The only solution to avoid this situation would be for parliament to undertake a comprehensive and independent SEIA to clarify, specify and quantify the anticipated benefits, costs and outcomes. “After all, there is legal opinion to the effect that section 33 of our Constitution (the administrative justice clause) could mean that all legislation must be preceded by something amounting to a SEIA”, said Louw.
“It is not even clear whether there is a problem in need of a solution, the “mischief factor” which all legislation must be designed to address has not been identified. As long as consumers have any freedom of choice at all, they will make mistakes. Freedom is the right to be wrong. All regulatory (as opposed to educational) attempts at improving consumer behaviour, raise costs and reduce choices. Why should insurance be regarded as a special case?
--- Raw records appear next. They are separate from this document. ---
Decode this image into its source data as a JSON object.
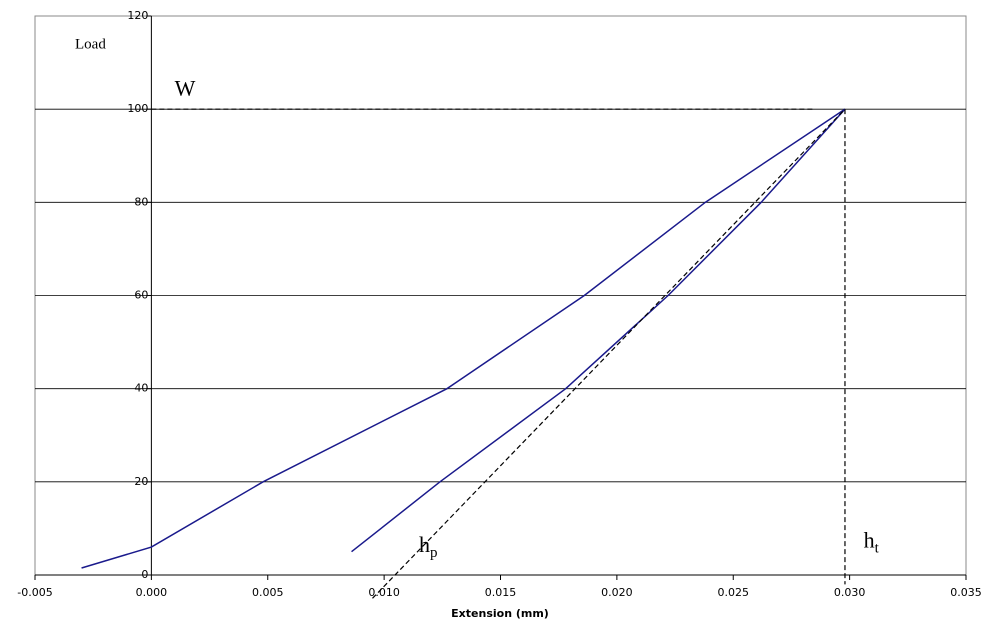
{
  "chart_data": {
    "type": "line",
    "y_label": "Load",
    "x_label": "Extension (mm)",
    "xlim": [
      -0.005,
      0.035
    ],
    "ylim": [
      0,
      120
    ],
    "xticks": [
      {
        "value": -0.005,
        "label": "-0.005"
      },
      {
        "value": 0,
        "label": "0.000"
      },
      {
        "value": 0.005,
        "label": "0.005"
      },
      {
        "value": 0.01,
        "label": "0.010"
      },
      {
        "value": 0.015,
        "label": "0.015"
      },
      {
        "value": 0.02,
        "label": "0.020"
      },
      {
        "value": 0.025,
        "label": "0.025"
      },
      {
        "value": 0.03,
        "label": "0.030"
      },
      {
        "value": 0.035,
        "label": "0.035"
      }
    ],
    "yticks": [
      0,
      20,
      40,
      60,
      80,
      100,
      120
    ],
    "grid": true,
    "series": [
      {
        "color": "#1a1a8c",
        "x": [
          -0.003,
          0,
          0.0048,
          0.0127,
          0.0186,
          0.0238,
          0.0298
        ],
        "values": [
          1.5,
          6,
          20,
          40,
          60,
          80,
          100
        ]
      },
      {
        "color": "#1a1a8c",
        "x": [
          0.0086,
          0.0124,
          0.0178,
          0.0222,
          0.0262,
          0.0298
        ],
        "values": [
          5,
          20,
          40,
          60,
          80,
          100
        ]
      }
    ],
    "guides": [
      {
        "x": [
          0,
          0.0285
        ],
        "values": [
          100,
          100
        ]
      },
      {
        "x": [
          0.0298,
          0.0298
        ],
        "values": [
          100,
          -2
        ]
      },
      {
        "x": [
          0.0095,
          0.0298
        ],
        "values": [
          -5,
          100
        ]
      }
    ],
    "annotations": [
      {
        "text": "W",
        "x": 0.001,
        "y": 104
      },
      {
        "text": "h",
        "sub": "p",
        "x": 0.0115,
        "y": 6
      },
      {
        "text": "h",
        "sub": "t",
        "x": 0.0306,
        "y": 7
      }
    ]
  }
}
There are no regulations aimed at reducing “mis-selling” of houses, cars or wedding rings, even though the implications for consumers of making sub-optimal decisions are usually more severe”.
For over 100 years, South Africa’s system of regulation has been successful with few failures in financial services. It is based on a simple golden rule: one market, one regulator. Splitting oversight between two regulators will create enormous and expensive compliance issues for companies already straining under excessive and burdensome existing regulations and red tape. In the end the consumer will pay in higher premiums, reduced choice and limited independent expert advice.
“Parliament should return the FSR Bill to Treasury with an instruction to resubmit it only with a properly conducted, independent and professional SEIA, and should make it clear that, in the absence of such a SEIA, parliament is in no position to perform its legislative function properly. By doing this, parliament will do justice to the country and all who live in it,” said Louw.